All summer the patio drifted in and out of light the color of margarine;
days were blue, not always sky blue.
At night the word Algeria circulated among the grown-ups.
 
A patient of my father had whooping cough, the words drifted into
summer blue. The evenings spun into stadium lights.
Kennedy’s hair blew across the screen. Castro was just a sofa.
 
I saw James Meredith’s face through a spread of leaves
on the evening news.
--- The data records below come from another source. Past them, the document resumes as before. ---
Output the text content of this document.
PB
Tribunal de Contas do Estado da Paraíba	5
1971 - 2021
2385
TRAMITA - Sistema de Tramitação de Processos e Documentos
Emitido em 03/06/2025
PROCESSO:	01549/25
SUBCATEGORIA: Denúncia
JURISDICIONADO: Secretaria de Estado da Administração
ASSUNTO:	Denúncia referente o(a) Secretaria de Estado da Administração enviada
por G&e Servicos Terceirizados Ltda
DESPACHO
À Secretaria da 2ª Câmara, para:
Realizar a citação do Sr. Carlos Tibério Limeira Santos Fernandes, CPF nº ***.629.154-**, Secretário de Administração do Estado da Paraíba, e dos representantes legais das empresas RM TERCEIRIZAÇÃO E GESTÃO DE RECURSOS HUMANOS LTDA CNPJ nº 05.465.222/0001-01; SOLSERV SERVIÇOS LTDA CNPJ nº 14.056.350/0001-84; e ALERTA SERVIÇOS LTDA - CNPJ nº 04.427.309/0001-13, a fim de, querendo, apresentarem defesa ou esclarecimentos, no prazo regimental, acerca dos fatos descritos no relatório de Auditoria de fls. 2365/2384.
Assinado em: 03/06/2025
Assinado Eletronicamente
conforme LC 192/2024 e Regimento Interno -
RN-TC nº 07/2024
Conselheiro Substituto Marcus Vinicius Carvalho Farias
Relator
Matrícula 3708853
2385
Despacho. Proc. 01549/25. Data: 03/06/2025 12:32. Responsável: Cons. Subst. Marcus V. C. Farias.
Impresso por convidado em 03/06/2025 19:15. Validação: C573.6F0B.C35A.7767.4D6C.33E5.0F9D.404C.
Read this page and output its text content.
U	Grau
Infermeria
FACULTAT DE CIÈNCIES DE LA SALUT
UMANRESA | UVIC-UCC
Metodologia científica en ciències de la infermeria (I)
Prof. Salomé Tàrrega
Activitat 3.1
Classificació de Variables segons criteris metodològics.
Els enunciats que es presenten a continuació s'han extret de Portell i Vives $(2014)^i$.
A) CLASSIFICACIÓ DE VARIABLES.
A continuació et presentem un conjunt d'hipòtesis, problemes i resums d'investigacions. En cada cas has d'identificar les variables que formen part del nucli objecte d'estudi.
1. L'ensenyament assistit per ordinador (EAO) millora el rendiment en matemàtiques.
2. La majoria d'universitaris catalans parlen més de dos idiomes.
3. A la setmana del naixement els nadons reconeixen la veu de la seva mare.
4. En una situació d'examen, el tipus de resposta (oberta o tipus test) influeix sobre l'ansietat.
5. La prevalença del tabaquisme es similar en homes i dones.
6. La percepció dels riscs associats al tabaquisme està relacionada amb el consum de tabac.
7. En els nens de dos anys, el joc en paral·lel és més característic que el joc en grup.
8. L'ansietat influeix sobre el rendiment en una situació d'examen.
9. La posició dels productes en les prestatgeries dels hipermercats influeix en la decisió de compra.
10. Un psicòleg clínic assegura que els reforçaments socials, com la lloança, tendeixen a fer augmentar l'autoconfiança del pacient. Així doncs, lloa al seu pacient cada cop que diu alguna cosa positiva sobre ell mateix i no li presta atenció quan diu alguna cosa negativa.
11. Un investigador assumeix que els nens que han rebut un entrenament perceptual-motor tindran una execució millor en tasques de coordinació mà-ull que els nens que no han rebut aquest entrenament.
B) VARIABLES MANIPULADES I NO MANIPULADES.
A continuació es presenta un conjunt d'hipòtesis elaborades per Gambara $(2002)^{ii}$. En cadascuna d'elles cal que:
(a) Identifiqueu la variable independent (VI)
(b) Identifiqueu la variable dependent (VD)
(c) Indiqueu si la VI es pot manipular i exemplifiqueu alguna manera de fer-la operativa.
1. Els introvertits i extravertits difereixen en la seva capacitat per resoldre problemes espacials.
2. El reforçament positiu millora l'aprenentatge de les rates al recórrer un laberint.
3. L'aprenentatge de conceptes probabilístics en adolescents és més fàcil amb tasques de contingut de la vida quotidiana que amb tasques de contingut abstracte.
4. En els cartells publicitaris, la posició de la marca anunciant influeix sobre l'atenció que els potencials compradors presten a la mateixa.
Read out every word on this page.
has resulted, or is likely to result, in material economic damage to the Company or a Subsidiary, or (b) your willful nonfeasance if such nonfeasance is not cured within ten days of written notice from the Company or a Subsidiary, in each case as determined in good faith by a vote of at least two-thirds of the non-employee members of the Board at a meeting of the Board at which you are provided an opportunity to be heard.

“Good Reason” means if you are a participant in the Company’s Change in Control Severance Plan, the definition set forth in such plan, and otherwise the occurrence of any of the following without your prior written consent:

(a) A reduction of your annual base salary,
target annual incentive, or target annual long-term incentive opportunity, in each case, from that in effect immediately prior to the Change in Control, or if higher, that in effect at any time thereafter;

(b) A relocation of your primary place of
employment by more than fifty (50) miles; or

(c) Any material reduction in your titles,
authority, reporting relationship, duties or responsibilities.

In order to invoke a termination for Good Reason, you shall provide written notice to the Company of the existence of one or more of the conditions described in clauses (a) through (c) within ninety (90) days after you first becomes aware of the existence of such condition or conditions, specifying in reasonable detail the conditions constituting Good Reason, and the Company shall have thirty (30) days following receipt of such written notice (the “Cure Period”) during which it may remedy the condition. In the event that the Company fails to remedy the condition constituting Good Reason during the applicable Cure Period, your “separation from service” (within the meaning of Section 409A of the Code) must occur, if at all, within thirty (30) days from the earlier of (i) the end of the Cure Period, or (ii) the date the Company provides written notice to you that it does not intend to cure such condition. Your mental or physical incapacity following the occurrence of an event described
The fridge sweat with orangeade,
the trees whooped some nights in rain—
 
a kid down the street kept coughing into his mitt.
Static sounds from Comiskey and Fenway came
though the vinyl, the plastic, the pillow—
 
So when it left Stallard’s hand, when Roger Maris’s arms whipped
the bat and the bullet-arc carried into the chasm the disaffections
at 344 ft. near the bullpen fence
 
under the green girder holding up the voices rising into the façade and over the
     river
where a Baptist choir on Lenox Ave. was sending up a variation of Sweet Chariot
into the traffic on the FDR that was jammed at the Triboro
 
where a derrick was broken and the cables of its arms picked up the star-blast of
     voices coming over the Stadium façade spilling down the black next-game
     sign into the vector
of a tilted Coke bottle on a billboard
 
at the edge of the river where a cloud of pigeons rose over Roosevelt Island.
It was evening by the time the cars unjammed and the green of the outfield unfroze
and the white arc had faded into skyline before fall came
 
full of boys throwing themselves onto the turf with inexplicable desire
for the thing promised. The going. Then gone.